Mehr Gewalt innerhalb der Familie
Von Daniel Melcher
Ein Sorgerechtsstreit und eine Scheidung. Diese beiden Motive sollen bei den jüngsten Mordfällen in Niederösterreich der Auslöser gewesen sein. Bei beiden Delikten handelt es sich um Beziehungstaten. Seit Jahren ist in diesem Bereich eine Häufung erkennbar. Das untermauert auch eine detaillierte Analyse der neuen Kriminalstatistik.
Spannend ist hierbei, in welcher Beziehung Opfer und Täter zueinander standen.
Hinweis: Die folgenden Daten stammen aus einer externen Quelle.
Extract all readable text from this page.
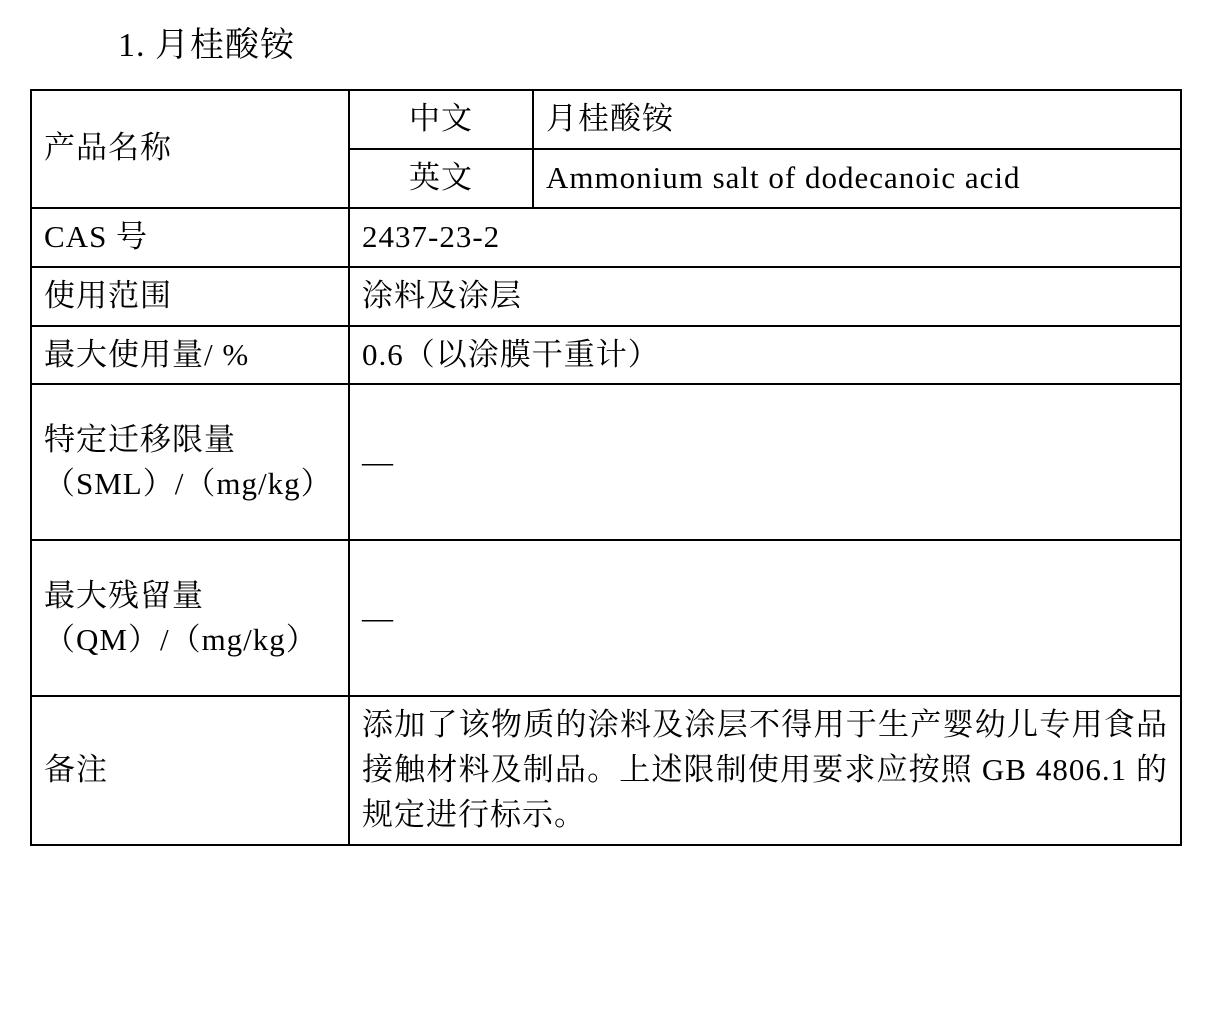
1. 月桂酸铵
产品名称	中文	月桂酸铵
	英文	Ammonium salt of dodecanoic acid
CAS 号	2437-23-2	
使用范围	涂料及涂层	
最大使用量/ %	0.6（以涂膜干重计）	

特定迁移限量
（SML）/（mg/kg）	—	

最大残留量
（QM）/（mg/kg）	—	
备注	添加了该物质的涂料及涂层不得用于生产婴幼儿专用食品接触材料及制品。上述限制使用要求应按照 GB 4806.1 的规定进行标示。	
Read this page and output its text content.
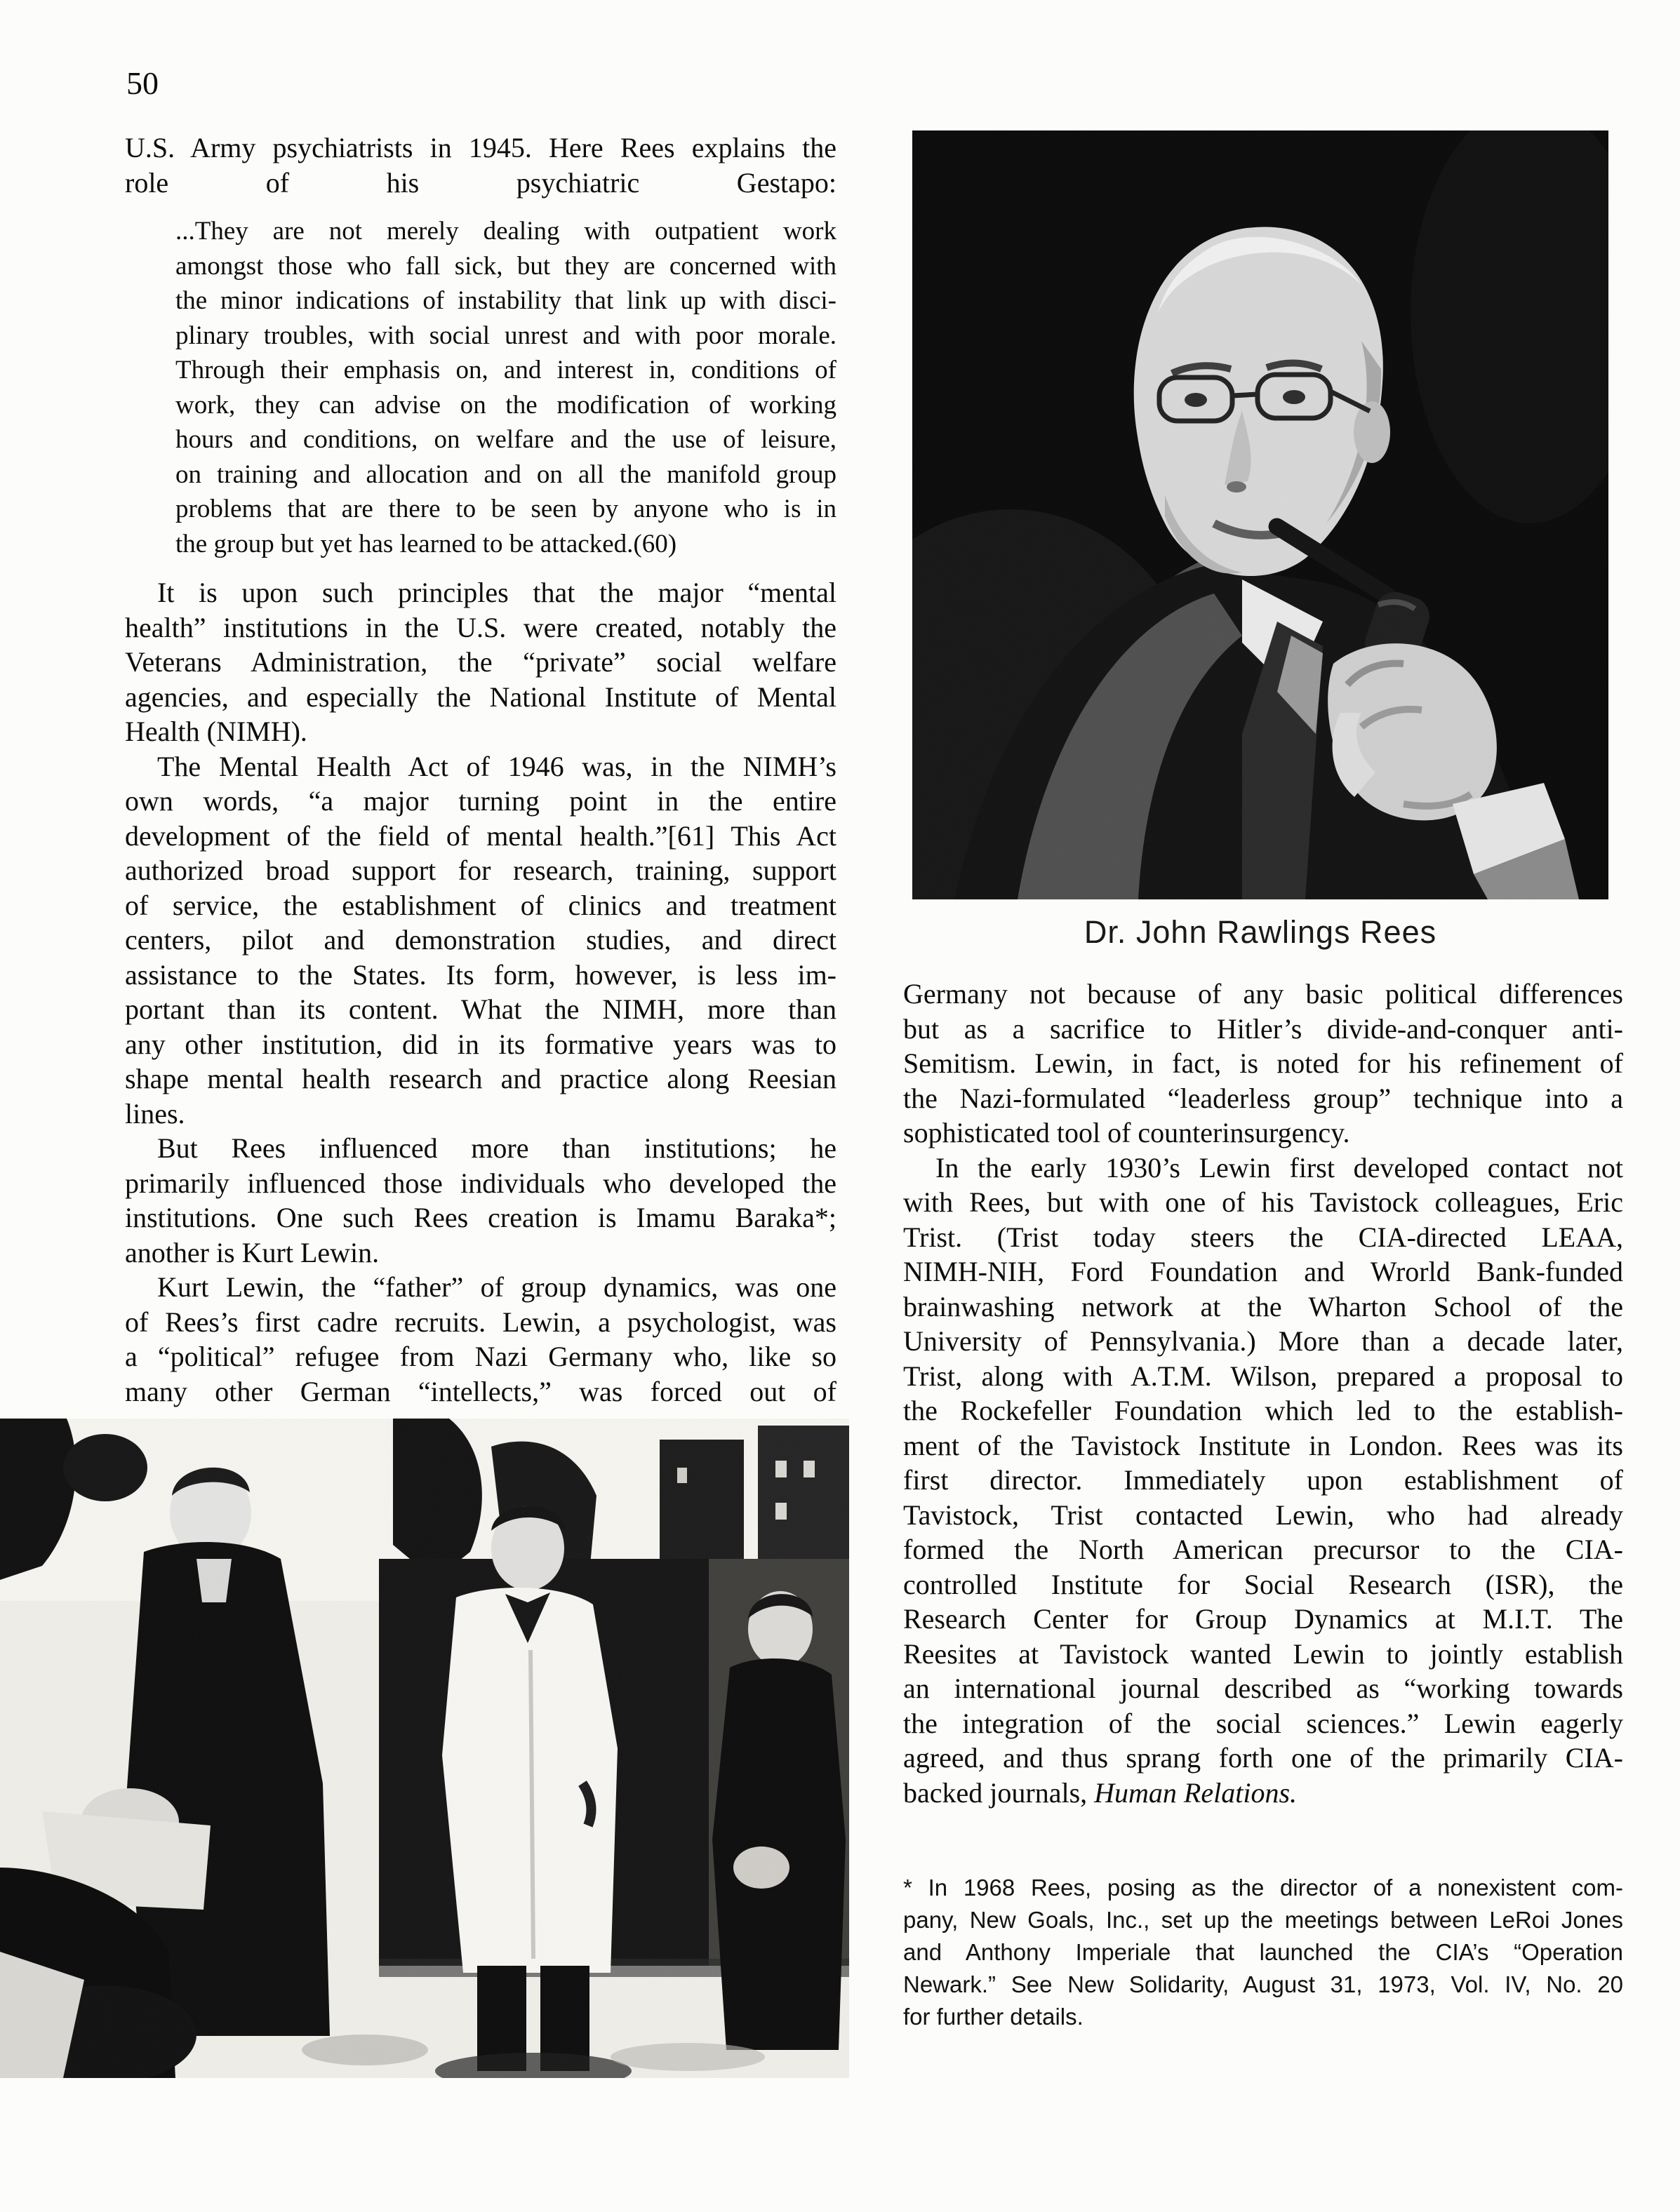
50
U.S. Army psychiatrists in 1945. Here Rees explains the
role of his psychiatric Gestapo:
...They are not merely dealing with outpatient work
amongst those who fall sick, but they are concerned with
the minor indications of instability that link up with disci-
plinary troubles, with social unrest and with poor morale.
Through their emphasis on, and interest in, conditions of
work, they can advise on the modification of working
hours and conditions, on welfare and the use of leisure,
on training and allocation and on all the manifold group
problems that are there to be seen by anyone who is in
the group but yet has learned to be attacked.(60)
It is upon such principles that the major “mental
health” institutions in the U.S. were created, notably the
Veterans Administration, the “private” social welfare
agencies, and especially the National Institute of Mental
Health (NIMH).
The Mental Health Act of 1946 was, in the NIMH’s
own words, “a major turning point in the entire
development of the field of mental health.”[61] This Act
authorized broad support for research, training, support
of service, the establishment of clinics and treatment
centers, pilot and demonstration studies, and direct
assistance to the States. Its form, however, is less im-
portant than its content. What the NIMH, more than
any other institution, did in its formative years was to
shape mental health research and practice along Reesian
lines.
But Rees influenced more than institutions; he
primarily influenced those individuals who developed the
institutions. One such Rees creation is Imamu Baraka*;
another is Kurt Lewin.
Kurt Lewin, the “father” of group dynamics, was one
of Rees’s first cadre recruits. Lewin, a psychologist, was
a “political” refugee from Nazi Germany who, like so
many other German “intellects,” was forced out of
Dr. John Rawlings Rees
Germany not because of any basic political differences
but as a sacrifice to Hitler’s divide-and-conquer anti-
Semitism. Lewin, in fact, is noted for his refinement of
the Nazi-formulated “leaderless group” technique into a
sophisticated tool of counterinsurgency.
In the early 1930’s Lewin first developed contact not
with Rees, but with one of his Tavistock colleagues, Eric
Trist. (Trist today steers the CIA-directed LEAA,
NIMH-NIH, Ford Foundation and Wrorld Bank-funded
brainwashing network at the Wharton School of the
University of Pennsylvania.) More than a decade later,
Trist, along with A.T.M. Wilson, prepared a proposal to
the Rockefeller Foundation which led to the establish-
ment of the Tavistock Institute in London. Rees was its
first director. Immediately upon establishment of
Tavistock, Trist contacted Lewin, who had already
formed the North American precursor to the CIA-
controlled Institute for Social Research (ISR), the
Research Center for Group Dynamics at M.I.T. The
Reesites at Tavistock wanted Lewin to jointly establish
an international journal described as “working towards
the integration of the social sciences.” Lewin eagerly
agreed, and thus sprang forth one of the primarily CIA-
backed journals, Human Relations.
* In 1968 Rees, posing as the director of a nonexistent com-
pany, New Goals, Inc., set up the meetings between LeRoi Jones
and Anthony Imperiale that launched the CIA’s “Operation
Newark.” See New Solidarity, August 31, 1973, Vol. IV, No. 20
for further details.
Das Bundeskriminalamt führt dazu entsprechende Erhebungen – nicht nach der Anzahl der Delikte oder Anzeigen, sondern nach der Summe der Beziehungen. Ein Beispiel: Wenn zwei Verdächtige einen Mord begehen, gibt es zwar eine Anzeige, aber drei Beziehungen.
Mehr Mordbeziehungen
2017 gab es bei den Morddelikten insgesamt 210 Beteiligte. Opfer und Täter standen in rund 43 Prozent (90 Mal) der Fälle in einem familiären Verhältnis, 31 Prozent der Straftaten geschahen im gemeinsamen Haushalt. In mehr als 23 Prozent der Delikte gab es ein Bekanntschaftsverhältnis. 3,8 Prozent der Tatverdächtigen lernten ihr Opfer zufällig, etwa in einem Lokal, kennen.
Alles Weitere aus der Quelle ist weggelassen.